Against the Tigers, McKenzie got ahead in counts frequently and was able to use his off-speed stuff more often. The velocity on his four-seamer was back up to 92.1 on average, topping out at 94.1. Not quite the highs we saw in his season debut, but better than he had been hitting when he wasn’t pitching for his life. In addition to the fastball, which he threw 38 times, he also threw his curveball 20 times, his slider 11 times, and his changeup four times. He was finding the edge of the zone brilliantly — especially with his curveball — and cut through an admittedly weak Tigers lineup with ease.

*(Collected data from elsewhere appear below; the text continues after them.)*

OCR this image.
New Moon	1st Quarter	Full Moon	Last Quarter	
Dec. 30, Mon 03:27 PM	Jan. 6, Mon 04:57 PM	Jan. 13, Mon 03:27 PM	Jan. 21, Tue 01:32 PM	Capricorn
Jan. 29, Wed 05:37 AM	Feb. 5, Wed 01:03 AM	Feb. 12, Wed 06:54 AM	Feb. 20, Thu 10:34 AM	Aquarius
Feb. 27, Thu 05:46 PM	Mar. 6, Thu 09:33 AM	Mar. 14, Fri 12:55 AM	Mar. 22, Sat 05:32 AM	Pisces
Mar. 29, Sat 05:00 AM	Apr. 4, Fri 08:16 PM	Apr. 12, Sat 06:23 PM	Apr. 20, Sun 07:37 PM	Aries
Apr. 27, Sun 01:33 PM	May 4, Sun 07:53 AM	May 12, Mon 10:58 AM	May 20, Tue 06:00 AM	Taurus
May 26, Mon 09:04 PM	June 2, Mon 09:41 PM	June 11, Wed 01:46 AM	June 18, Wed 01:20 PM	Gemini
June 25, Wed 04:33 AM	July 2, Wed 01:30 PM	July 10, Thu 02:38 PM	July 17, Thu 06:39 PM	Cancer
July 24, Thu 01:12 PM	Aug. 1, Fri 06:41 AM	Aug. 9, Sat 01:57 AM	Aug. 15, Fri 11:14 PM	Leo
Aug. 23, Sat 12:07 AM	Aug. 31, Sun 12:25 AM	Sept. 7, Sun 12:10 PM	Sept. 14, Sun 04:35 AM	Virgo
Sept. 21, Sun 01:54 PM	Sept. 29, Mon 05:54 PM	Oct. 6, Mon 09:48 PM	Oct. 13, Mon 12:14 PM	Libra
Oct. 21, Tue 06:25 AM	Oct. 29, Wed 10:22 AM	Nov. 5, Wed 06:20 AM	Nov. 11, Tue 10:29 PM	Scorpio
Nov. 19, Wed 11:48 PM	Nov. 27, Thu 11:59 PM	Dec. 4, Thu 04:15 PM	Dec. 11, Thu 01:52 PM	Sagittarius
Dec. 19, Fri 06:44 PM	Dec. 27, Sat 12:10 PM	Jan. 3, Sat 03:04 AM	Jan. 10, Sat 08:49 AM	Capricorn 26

Cal Quantrill, who is likely to be another starter in the carousel of arms currently running in Cleveland, closed out the game by throwing 38 pitches in addition to McKenzie’s 73. He relied primarily on his sinker, which was put into play four times with an average exit velocity of just 76.5 mph.

Corner Pieces

  • Look at this graph.
  • McKenzie’s first pitch was 90.4 mph, and his last pitch was 90.6 mph. There were some up and downs that helped it average out to a little over 92 mph, but I’m just happy to not see a precipitous drop throughout the game this time.

Wait, what?

Look at patient Eddie over here. It’s not every day we see him lay off so many pitches out of the zone.

Baseball Savant

What’s next

Death, eventually. The Tigers again tomorrow at 1:10 p.m. ET.